The Liam Fox story is far more serious. Every day we learn more about the wealthy right-wing forces funding Adam Werritty, strongly suggesting efforts were being made to side-step the official process so that shadowy donors can buy the ear of government ministers. Quite why you'd bother trying to make a right winger like Fox even more right wing is another matter. Those funds would have been better directed at someone with more centrist tendencies.
But the social effect of the scandal is just as damaging as its substance. Fox's business trip holidays with his strange friend reinforce the impression that politicians are a class apart, living lives that would be unthinkable to the man on the street. Werritty seemed to have no concept of money. It was merely deposited in a not-for-profit company, according to reports, where he occasionally used it to stay in five star luxury in various exotic locations.

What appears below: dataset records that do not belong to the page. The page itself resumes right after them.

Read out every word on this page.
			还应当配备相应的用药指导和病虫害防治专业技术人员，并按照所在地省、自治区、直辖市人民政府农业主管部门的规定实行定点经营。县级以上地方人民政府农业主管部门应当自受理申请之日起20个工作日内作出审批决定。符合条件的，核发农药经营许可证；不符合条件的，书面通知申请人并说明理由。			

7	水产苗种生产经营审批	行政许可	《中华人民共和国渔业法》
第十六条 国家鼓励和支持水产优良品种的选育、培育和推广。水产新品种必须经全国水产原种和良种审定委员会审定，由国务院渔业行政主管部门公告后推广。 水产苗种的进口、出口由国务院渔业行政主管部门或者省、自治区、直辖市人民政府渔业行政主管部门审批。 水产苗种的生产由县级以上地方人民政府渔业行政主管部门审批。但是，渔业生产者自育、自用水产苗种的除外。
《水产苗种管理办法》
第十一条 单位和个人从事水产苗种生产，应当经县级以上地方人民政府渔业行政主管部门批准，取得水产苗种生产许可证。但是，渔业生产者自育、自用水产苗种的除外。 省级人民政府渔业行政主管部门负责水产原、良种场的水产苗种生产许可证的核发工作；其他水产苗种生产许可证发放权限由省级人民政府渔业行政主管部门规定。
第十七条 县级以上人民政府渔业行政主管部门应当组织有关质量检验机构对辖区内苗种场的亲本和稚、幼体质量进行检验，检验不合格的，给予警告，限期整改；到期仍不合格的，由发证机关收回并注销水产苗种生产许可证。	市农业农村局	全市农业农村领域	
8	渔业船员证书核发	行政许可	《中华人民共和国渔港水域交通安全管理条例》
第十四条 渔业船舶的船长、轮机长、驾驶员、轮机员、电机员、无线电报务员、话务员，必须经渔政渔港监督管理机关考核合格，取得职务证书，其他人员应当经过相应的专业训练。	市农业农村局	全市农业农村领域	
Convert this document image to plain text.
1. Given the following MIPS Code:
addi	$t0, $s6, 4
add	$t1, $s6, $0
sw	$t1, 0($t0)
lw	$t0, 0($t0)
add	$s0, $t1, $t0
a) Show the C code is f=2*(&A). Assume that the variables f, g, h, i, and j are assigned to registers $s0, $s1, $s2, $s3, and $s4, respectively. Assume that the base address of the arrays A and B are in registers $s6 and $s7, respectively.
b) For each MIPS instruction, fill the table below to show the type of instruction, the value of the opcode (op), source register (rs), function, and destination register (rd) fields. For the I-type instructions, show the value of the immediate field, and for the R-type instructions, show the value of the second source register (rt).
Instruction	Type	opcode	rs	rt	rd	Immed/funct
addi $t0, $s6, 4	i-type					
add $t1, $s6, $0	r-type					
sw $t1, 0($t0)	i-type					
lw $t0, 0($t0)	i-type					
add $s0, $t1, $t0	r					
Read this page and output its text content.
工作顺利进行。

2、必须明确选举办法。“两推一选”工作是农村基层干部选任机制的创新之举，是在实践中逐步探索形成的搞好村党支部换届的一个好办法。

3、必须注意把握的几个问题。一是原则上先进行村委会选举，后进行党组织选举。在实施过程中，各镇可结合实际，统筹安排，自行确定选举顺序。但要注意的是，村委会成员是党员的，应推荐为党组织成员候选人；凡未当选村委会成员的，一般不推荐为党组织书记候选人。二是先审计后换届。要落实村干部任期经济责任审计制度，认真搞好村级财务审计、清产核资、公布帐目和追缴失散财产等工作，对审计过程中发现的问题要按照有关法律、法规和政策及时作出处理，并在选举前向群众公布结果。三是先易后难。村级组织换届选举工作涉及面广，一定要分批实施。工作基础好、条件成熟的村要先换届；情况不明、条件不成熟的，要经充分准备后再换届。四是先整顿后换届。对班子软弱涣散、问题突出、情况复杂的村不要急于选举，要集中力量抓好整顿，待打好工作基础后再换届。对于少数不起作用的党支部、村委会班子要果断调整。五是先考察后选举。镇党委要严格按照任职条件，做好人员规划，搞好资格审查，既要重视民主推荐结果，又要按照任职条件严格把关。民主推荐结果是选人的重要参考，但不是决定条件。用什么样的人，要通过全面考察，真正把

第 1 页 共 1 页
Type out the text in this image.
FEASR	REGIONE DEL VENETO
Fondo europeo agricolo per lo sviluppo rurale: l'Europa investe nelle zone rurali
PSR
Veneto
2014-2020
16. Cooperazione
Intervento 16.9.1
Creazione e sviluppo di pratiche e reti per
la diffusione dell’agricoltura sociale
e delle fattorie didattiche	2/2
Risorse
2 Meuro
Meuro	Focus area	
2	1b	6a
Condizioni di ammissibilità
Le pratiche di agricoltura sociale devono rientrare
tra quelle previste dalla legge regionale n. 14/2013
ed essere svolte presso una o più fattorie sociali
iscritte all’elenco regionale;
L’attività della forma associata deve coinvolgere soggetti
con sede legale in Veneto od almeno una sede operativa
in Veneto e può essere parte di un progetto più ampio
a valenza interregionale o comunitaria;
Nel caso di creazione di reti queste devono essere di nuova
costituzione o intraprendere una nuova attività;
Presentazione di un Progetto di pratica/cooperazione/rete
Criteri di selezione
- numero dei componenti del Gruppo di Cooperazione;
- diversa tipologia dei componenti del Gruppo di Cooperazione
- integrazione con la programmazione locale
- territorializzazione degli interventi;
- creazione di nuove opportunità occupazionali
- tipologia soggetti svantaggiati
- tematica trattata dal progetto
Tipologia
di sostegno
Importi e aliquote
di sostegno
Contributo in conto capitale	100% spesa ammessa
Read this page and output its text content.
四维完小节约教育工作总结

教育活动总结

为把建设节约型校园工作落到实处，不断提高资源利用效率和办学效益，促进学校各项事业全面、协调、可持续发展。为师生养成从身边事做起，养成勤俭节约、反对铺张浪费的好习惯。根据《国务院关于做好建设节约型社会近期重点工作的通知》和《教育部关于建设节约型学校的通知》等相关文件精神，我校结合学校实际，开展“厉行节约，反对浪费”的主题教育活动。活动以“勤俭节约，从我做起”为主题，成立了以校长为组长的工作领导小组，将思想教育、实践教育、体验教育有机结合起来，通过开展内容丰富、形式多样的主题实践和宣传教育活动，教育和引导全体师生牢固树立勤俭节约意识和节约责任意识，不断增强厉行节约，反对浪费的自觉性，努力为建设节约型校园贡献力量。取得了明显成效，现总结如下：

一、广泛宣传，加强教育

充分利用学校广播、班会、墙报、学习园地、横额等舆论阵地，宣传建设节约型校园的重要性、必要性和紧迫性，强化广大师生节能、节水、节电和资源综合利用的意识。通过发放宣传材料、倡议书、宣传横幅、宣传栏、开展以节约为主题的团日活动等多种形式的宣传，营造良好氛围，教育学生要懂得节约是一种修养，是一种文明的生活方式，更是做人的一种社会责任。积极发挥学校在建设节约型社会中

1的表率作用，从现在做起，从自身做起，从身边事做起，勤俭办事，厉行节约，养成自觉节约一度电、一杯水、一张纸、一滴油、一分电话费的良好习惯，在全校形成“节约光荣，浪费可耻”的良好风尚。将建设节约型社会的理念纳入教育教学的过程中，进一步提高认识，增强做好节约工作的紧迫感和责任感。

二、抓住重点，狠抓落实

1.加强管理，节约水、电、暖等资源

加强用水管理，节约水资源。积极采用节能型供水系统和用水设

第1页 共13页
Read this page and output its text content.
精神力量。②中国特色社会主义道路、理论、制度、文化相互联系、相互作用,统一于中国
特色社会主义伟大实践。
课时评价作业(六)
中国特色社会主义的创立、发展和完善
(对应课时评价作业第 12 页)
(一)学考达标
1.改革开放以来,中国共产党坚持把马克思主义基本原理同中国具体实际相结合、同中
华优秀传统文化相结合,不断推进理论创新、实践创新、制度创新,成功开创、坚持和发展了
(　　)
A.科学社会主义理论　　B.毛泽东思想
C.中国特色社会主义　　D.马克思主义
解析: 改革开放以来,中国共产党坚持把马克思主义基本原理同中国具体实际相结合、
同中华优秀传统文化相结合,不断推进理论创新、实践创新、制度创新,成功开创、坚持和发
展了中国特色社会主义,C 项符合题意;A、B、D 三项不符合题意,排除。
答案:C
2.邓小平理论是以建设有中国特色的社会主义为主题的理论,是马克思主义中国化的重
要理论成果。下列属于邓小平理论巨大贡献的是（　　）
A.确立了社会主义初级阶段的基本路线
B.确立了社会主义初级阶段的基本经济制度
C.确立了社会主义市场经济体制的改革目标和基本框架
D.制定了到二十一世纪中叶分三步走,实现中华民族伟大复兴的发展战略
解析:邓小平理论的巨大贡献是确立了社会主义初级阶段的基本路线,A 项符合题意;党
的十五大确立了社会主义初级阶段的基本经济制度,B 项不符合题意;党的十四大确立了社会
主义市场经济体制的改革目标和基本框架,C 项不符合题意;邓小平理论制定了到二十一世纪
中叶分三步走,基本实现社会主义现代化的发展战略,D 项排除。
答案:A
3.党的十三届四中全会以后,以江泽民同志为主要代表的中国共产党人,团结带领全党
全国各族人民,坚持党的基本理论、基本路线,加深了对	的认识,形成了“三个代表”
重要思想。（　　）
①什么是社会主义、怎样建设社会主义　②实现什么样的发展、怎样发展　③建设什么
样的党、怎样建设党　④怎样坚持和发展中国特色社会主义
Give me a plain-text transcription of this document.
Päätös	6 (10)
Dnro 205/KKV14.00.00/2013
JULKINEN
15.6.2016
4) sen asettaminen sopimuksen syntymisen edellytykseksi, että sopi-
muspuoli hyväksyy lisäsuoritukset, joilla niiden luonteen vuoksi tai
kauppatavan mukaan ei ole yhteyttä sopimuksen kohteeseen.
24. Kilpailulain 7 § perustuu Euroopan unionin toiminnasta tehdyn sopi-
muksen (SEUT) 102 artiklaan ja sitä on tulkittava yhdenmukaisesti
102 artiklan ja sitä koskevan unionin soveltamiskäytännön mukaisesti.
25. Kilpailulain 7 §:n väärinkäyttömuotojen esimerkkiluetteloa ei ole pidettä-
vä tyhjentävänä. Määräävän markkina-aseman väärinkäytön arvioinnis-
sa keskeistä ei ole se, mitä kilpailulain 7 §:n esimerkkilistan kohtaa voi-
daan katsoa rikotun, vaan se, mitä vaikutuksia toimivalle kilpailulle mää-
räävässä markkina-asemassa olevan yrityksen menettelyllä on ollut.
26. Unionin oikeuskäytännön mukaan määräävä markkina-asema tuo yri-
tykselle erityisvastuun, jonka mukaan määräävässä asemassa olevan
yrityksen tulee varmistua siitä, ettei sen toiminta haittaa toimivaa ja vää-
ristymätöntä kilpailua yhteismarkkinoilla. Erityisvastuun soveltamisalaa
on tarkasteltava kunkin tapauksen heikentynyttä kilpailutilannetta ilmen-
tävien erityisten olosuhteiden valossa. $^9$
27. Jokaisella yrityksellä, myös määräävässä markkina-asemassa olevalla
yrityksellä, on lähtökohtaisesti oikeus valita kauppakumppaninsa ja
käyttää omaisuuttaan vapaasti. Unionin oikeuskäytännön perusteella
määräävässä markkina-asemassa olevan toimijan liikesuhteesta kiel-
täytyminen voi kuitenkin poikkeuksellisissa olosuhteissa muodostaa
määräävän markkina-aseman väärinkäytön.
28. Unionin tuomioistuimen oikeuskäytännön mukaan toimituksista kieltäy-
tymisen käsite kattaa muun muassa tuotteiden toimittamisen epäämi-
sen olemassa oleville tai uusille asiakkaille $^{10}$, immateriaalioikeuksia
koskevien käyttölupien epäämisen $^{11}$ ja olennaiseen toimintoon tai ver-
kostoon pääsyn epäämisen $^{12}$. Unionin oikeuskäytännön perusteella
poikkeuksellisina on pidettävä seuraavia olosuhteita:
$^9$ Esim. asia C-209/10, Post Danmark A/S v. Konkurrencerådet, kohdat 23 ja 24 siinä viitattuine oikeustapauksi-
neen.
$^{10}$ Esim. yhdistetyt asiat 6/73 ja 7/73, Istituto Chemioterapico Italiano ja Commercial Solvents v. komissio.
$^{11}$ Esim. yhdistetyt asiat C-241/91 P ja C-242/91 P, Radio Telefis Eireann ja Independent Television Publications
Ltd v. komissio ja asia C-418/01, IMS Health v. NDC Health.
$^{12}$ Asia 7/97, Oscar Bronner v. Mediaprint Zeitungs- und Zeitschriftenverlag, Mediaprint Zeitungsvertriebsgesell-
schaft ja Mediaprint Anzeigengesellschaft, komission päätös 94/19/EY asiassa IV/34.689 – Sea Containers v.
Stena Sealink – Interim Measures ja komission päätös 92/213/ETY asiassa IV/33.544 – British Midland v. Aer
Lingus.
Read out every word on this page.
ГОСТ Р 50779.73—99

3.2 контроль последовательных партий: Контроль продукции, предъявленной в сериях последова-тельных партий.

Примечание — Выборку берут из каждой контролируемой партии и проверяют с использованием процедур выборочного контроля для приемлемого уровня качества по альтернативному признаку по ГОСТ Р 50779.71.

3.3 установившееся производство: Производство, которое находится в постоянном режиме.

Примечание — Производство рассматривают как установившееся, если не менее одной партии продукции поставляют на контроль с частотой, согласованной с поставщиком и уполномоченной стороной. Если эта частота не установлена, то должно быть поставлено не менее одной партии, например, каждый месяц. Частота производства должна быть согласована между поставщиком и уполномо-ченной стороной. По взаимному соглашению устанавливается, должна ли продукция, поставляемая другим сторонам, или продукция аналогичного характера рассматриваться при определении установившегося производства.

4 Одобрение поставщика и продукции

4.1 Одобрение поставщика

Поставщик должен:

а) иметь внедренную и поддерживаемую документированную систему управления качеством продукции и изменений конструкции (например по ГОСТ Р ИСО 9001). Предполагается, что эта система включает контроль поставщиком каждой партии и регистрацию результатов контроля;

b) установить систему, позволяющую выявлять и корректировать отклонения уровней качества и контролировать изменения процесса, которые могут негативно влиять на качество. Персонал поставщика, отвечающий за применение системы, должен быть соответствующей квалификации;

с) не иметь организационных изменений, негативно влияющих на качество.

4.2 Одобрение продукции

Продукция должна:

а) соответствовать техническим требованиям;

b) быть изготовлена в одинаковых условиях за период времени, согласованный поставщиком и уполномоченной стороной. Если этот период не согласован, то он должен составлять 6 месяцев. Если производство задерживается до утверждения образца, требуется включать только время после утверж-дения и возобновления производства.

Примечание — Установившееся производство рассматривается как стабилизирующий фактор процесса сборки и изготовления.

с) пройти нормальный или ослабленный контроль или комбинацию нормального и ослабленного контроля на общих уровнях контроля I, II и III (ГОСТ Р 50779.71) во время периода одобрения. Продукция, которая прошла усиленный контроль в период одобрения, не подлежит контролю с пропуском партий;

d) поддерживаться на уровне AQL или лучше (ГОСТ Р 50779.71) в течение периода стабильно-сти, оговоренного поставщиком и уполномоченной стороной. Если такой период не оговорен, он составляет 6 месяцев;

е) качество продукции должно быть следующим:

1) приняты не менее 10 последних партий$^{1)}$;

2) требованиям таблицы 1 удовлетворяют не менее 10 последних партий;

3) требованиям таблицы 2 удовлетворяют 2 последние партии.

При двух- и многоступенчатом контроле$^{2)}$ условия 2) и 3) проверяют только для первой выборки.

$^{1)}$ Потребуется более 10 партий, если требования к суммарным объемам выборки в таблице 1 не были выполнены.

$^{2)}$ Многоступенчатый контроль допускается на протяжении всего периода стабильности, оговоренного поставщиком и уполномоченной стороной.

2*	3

This impression was perpetuated by Fox when he delivered a statement on the Commons this week, insisting there was nothing out of the ordinary in a minister arranging his timetable to coincide with his social life. This was a disingenuous response from a man who had taken a friend with him on 18 business trips in so many months. How could Werritty have the time to go on so many jollies, you might ask? How did he have the money? Fox's failure to properly answer these questions made the whole thing seem even weirder and infinitely more suspect.
David Cameron's confidence and competence masks many of these stories, but he is guilty of being out of touch as well. In a speech this week he suggested a £20,000 post-tax income (roughly the national average) was basically poverty. Last week, his speech to the Tory party conference had to be frantically rewritten when he planned to tell families to pay off the credit card bill, a demand that showed how little he appears to understand the average family's economic circumstances.
Usually, however, he is an asset not a weakness. His presentation inspires confidence, whether at the despatch box in the Commons or on the TV studio sofas. He cleverly uses his wife to link him to pop culture. On the Andrew Marr programme the other weekend he answered a question about recent Mercury prize winner PJ Harvey by saying Samantha had bought the album. Or take this response to the Telegraph on how he has his home computer system set up. "I'm very proud of the fact that I've got an iMac and I've got a speaker remotely linked without a wire, which I did myself. The cool thing is that I now control my iMac from the iPad, to play out through the speaker." The use of 'cool' is grating from the prime minister of Great Britain and Northern Ireland, but the day-to-day normality of speaker wires and home PCs allows him make a connection with the public despite the Eton upbringing and vast wealth. Remember, this is the man who started his leadership with a video of him doing the washing up. His entire approach has been to dispel the notion of weird from the start.
Cameron's charisma shields the public from the oddity of many of his Cabinet secretaries, but some of his tactics could also exacerbate the problem.
Under New Labour it’s highly likely that Ken Clarke, Caroline Spelman, Andrew Lansley, Oliver Letwin and Liam Fox would have been sacked. Cameron is more cautious, and for good reason. Any reshuffle is a hugely delicate affair under coalition. Furthermore, the PM wants to appear strong and resolute in the face of media onslaughts.
It's a commendable strategy and it makes a welcome break from the frantic backstabbing and hostile briefings which typified New Labour's time in power, but it is coming under increased attack. Various Labour figures are increasingly using Cameron's refusal to sack Fox before the investigation is over as a sign of his weakness. That is a potentially ruinous accusation. Out of touch ministers plus government incompetence plus implied corruption plus dithering leadership is a dangerous combination which brings back memories of the John Major years.
In truth, the coalition government is weirder than most, in that its ministers are even further removed from the man on the street than their predecessors. Cameron will have to hope his measured approach to ministerial mistakes doesn't lose him his own reputation for competence as well.